I hold the opinion that China is in the process of aiming for the rule of law, not by ideology, but because it has understood that it works and that it is in her interest to do so. Chinese businessman are the first to request modern commercial law and impartial courts that have the means of enforcing their decisions. We should expect that it will take at least a generation for China to implement the structures and legal traditions that the west has taken centuries to develop.

Those who would wish that Paris be built in a single day and who scream about human rights in China are paradoxically the same who supported Augusto Pinochet in Chile yesterday and who still support many such dictators today.

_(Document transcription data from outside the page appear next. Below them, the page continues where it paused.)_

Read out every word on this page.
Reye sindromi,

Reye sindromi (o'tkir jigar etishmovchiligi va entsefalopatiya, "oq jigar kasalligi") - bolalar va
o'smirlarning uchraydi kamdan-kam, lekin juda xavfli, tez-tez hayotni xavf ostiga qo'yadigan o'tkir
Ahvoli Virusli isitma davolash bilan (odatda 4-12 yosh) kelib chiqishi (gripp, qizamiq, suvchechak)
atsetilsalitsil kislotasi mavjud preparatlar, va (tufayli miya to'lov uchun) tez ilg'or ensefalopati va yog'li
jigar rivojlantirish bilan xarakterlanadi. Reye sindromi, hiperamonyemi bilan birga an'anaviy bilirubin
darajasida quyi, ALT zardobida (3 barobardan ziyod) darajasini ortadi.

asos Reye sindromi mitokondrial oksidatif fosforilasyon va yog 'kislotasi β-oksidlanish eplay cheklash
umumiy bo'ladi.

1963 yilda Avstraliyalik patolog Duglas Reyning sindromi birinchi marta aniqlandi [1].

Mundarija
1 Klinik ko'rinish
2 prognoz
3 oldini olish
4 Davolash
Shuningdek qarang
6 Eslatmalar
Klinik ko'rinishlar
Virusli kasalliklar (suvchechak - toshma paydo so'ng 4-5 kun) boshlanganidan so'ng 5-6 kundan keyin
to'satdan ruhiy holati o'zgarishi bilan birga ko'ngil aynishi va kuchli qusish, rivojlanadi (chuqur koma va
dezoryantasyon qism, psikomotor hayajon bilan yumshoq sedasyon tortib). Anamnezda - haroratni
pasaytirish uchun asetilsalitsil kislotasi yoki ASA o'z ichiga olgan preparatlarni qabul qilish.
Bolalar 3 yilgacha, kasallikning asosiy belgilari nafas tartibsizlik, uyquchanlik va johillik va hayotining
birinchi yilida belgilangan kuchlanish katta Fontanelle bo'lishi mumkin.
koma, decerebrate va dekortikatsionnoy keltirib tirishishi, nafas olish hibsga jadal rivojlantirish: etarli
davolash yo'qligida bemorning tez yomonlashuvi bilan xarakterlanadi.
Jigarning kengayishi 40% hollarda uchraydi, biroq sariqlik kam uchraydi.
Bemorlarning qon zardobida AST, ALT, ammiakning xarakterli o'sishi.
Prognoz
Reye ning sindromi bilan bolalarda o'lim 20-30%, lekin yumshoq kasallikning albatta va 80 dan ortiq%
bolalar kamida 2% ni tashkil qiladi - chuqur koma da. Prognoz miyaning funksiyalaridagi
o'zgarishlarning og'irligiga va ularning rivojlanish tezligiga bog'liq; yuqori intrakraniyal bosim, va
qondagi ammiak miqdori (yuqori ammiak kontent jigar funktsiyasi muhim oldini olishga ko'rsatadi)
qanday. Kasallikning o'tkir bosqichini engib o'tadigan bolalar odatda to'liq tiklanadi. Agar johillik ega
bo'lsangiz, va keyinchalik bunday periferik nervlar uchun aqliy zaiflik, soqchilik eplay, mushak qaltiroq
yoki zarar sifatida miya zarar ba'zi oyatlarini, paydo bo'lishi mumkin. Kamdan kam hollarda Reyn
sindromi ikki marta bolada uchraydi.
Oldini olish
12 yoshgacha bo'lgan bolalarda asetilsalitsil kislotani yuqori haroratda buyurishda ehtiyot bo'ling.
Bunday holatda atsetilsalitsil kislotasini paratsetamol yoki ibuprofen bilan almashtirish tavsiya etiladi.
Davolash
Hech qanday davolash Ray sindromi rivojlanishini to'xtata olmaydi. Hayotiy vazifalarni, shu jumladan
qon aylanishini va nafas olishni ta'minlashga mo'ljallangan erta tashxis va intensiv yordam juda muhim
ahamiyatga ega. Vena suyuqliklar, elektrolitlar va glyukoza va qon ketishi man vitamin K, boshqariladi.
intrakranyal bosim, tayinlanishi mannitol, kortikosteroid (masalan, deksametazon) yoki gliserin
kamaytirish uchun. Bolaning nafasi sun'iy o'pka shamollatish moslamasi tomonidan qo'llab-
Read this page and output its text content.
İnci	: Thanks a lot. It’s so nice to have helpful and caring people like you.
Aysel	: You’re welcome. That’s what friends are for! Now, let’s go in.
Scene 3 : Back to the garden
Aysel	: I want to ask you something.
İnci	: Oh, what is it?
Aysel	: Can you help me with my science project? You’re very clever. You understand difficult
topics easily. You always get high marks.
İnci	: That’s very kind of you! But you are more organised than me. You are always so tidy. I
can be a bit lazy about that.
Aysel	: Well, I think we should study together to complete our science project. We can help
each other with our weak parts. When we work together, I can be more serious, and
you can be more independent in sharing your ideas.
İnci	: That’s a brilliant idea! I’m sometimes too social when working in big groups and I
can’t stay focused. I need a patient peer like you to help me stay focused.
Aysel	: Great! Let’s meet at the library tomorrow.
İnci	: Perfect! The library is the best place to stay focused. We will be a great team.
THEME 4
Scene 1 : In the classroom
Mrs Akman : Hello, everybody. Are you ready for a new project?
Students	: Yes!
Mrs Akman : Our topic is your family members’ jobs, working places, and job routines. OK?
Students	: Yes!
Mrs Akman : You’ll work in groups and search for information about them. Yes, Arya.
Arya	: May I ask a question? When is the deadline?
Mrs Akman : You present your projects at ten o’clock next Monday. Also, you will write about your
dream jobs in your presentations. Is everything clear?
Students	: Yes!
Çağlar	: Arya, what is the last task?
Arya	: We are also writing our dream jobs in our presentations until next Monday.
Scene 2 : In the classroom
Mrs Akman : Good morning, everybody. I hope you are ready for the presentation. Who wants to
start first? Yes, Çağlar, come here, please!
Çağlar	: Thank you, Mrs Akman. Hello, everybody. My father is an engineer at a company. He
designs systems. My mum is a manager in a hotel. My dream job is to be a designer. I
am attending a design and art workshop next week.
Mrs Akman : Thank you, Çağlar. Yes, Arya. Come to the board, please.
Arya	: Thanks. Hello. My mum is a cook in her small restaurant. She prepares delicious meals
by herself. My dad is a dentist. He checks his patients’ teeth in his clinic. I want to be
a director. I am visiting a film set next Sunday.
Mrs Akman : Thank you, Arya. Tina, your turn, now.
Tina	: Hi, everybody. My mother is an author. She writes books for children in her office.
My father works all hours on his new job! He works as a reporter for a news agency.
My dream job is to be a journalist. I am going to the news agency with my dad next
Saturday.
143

In practice, it might be preferable for all that China have a frankly authoritarian government that is steadily evolving at its own pace towards a greater liberalisation than to have the hypocrisy of a government that adroitly manipulates the rituals of democracy to maintain extreme social inequalities for the benefit of a corrupt oligarchy like in India and the Philippines, to name only two of many. (I had mentioned Mexico in my first draft but took it out to see if Fox will really make a difference!)

To understand today's China, it is very useful to compare it's recent evolution with that of its two great neighbours the ex Soviet Empire and India. To be fair, the evolution of the quality of life of the average citizen in China during the last five decades, must be compared to that of a comparable population such as that of the quality of life in India during the same period.

This positive sketch of China does not look much like the one that the "politically correct" media are showing in the West but that's what I saw in the winter of 2000. The sleeping giant is waking up... and much faster than we thought possible!